Autobiografia del Blu di Prussia – Ennio Flaiano

Incipit Autobiografia del Blu di Prussia

Il destino delle pagine perse è di salvare non l’anima del lettore ma le illusioni dell’autore il quale decide tuttavia di pubblicare queste, ricavandole da manoscritti dimenticati. Considerata la loro vecchiaia, le dedica ai fantasmi che gli fecero sembrare uno scherzo la giovinezza.
(La pietra turchina)

Incipit tratto da:
Titolo: Autobiografia del Blu di Prussia
Autore: Ennio Flaiano
Casa editrice: Rizzoli

Libri di Ennio Flaiano

Copertine di Autobiografia del Blu di Prussia di Ennio Flaiano

Quarta di copertina / Trama

Nel licenziare questa raccolta, è giusto che il curatore si chieda se questo libro postumo, in gran parte approvato dall’autore, ma che pure esce senza il suo “visto si stampi”, aggiunga qualche cosa alla figura di Flaiano, e se, almeno in parte, ne modifichi i contorni più noti, o la metta, tutta quanta, in una luce diversa. Ci sono scrittori dai quali, una volta passati a miglior vita, non ci aspettiamo più nulla: anche se la morte li colti operosi e sul punto di dirci ancora qualcosa. Sappiamo che la coscienza di artisti è sempre stata capace di padroneggiare la loro confusa, emotiva, esistenziale realtà. Eccezionali amministratori di se stessi, grandi attori professionisti, li abbiamo visti recitare, ogni sera, fedeli a una vocazione che combaciava con un mestiere lucidamente scelto, con una professione tenacemente esercitata. Sappiamo che nessuna delle loro fantasie andò persa, nessun pensiero fu dissipato. LA loro persona, il loro “io” è là, sigillato e racchiuso per sempre nelle loro “rappresentazioni”: nelle loro “opere”, come appunto si dice nelle orazioni funebri. Simile all’ultimo colpo di pollice che lo sculture lascia cadere con distacco sull’opera ormai finita, la morte scende su questi scrittori come un ritocco.
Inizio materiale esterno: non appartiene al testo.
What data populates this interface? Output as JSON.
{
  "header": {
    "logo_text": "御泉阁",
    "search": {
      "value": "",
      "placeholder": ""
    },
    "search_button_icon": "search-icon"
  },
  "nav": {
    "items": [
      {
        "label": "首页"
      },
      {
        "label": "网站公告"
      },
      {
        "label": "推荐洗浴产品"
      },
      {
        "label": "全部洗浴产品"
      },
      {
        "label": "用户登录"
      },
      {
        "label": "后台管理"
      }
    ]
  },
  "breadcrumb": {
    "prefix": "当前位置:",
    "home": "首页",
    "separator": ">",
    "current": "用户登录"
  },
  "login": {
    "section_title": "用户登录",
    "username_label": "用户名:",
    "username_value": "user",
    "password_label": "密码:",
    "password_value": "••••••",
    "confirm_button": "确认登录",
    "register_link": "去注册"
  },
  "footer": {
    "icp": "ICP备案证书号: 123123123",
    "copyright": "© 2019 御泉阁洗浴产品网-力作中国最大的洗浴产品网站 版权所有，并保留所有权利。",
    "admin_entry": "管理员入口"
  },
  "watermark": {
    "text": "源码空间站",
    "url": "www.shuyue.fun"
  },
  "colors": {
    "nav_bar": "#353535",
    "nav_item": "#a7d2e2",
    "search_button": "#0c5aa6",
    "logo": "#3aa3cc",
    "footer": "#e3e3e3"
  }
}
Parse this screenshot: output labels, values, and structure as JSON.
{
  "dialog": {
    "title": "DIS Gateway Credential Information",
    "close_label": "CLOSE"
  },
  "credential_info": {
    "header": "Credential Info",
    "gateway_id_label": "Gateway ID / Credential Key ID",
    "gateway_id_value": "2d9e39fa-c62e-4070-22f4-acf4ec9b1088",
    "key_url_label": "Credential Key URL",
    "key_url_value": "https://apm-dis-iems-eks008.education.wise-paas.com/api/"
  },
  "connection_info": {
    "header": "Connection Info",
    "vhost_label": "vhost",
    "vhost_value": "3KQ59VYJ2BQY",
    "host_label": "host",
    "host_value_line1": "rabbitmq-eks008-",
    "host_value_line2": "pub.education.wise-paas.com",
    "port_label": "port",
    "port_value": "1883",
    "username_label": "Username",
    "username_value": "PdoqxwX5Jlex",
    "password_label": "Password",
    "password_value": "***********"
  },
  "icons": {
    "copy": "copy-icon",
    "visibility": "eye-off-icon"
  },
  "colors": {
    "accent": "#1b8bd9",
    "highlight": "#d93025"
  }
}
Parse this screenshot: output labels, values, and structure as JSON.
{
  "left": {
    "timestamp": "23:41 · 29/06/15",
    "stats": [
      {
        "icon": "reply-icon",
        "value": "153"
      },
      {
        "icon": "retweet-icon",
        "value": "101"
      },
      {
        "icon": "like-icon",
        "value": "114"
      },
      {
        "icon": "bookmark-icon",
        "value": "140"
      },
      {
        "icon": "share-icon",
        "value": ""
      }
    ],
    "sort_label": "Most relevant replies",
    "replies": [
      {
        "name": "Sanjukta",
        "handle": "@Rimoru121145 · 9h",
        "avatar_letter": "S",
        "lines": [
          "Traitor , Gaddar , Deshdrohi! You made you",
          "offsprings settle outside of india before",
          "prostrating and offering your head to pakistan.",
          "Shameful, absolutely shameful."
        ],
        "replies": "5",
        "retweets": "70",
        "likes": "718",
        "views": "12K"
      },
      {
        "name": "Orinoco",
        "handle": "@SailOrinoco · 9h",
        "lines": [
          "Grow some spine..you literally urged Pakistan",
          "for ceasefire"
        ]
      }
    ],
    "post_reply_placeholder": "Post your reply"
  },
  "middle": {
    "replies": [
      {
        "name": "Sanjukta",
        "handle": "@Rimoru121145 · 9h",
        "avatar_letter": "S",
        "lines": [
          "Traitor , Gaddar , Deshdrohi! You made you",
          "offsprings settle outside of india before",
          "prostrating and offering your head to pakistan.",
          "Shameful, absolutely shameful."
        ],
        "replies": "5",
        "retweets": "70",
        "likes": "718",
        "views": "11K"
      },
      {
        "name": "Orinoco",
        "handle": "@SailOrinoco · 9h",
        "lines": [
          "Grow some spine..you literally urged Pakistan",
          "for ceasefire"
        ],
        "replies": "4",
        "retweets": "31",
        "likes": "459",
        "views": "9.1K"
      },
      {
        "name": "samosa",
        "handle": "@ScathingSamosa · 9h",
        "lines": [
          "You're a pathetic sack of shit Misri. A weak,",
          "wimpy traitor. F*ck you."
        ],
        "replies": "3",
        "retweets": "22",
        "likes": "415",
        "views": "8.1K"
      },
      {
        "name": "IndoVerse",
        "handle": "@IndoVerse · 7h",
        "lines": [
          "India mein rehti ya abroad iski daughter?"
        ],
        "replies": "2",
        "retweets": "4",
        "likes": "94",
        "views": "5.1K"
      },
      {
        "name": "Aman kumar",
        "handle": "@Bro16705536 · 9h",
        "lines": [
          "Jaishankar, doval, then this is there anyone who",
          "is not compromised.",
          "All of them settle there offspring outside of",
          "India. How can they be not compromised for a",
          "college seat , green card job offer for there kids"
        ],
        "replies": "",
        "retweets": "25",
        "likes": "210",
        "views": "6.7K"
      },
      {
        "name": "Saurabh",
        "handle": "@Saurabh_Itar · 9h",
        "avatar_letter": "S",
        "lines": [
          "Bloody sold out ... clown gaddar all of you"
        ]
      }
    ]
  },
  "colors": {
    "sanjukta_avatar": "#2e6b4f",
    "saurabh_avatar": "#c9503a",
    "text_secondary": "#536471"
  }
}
Li aggiusta, li rifinisce, li pettina, e li consegna con un secco nullaosta all’eternità.
Ma ci sono scrittori che la morte tradisce e smaschera, vendica e prende di contropiede. Scrittori che la morte assolve, nel momento stesso in cui, come una madre severa, li costringe ad un’ identità sempre fuggita sempre temuta e rinviata attraverso tortuose dissipazioni, astuti alibi che tutti insieme formavano una lunga, lunghissima catena di appuntamenti mancati. È nelle carte improvvisate e superstiti di questi scrittori che cerchiamo il foglietto, l’appunto, il taccuino, il manoscritto rivelatore come sarebbe la testimonianza di uno spettacolo o di una rappresentazione alla quale nessuno a assistito. Non importa se questi scrittori siano piccoli o grandi, perché quello che cerchiamo di loro è una verità che non ci è stata detta, e che pure è stata affidata alla caduca volubilità della vita. Cerchiamo, nei loro cassetti, ciò che di loro è andato perduto.
Quale sia il giudizio sulla sua opera, Flaiano appartiene a questa famiglia. Con la sua andatura trotterellante, egli va ad affratellarsi e a raggiungere, su questa strada, e magari a rallegrarsi con la petulanza dei suoi calembours, esseri diversissimi da lui: esemplari inarrivabili come Carlo Emilio Gadda e Giacomo Debenedetti, o supremi campioni come Delfini: tutti e tre, chi più chi meno, grandi attori di scena postuma e vuota. Anche su Flaiano la morte non è scesa come un colpo di pollice. Al contrario, essa sembra lavorare su di lui con le magre dita di un bambino intento a rimuovere a poco a poco, con solerzia inesorabile, la nebbiosa velina della decalcomania fino a scoprire umidi e lucenti i contorni di una figura che confusamente intravedevamo. È triste e perfino cinico dirlo. Ma la morte non ci ha tolto Flaiano. La morte ce lo restituisce.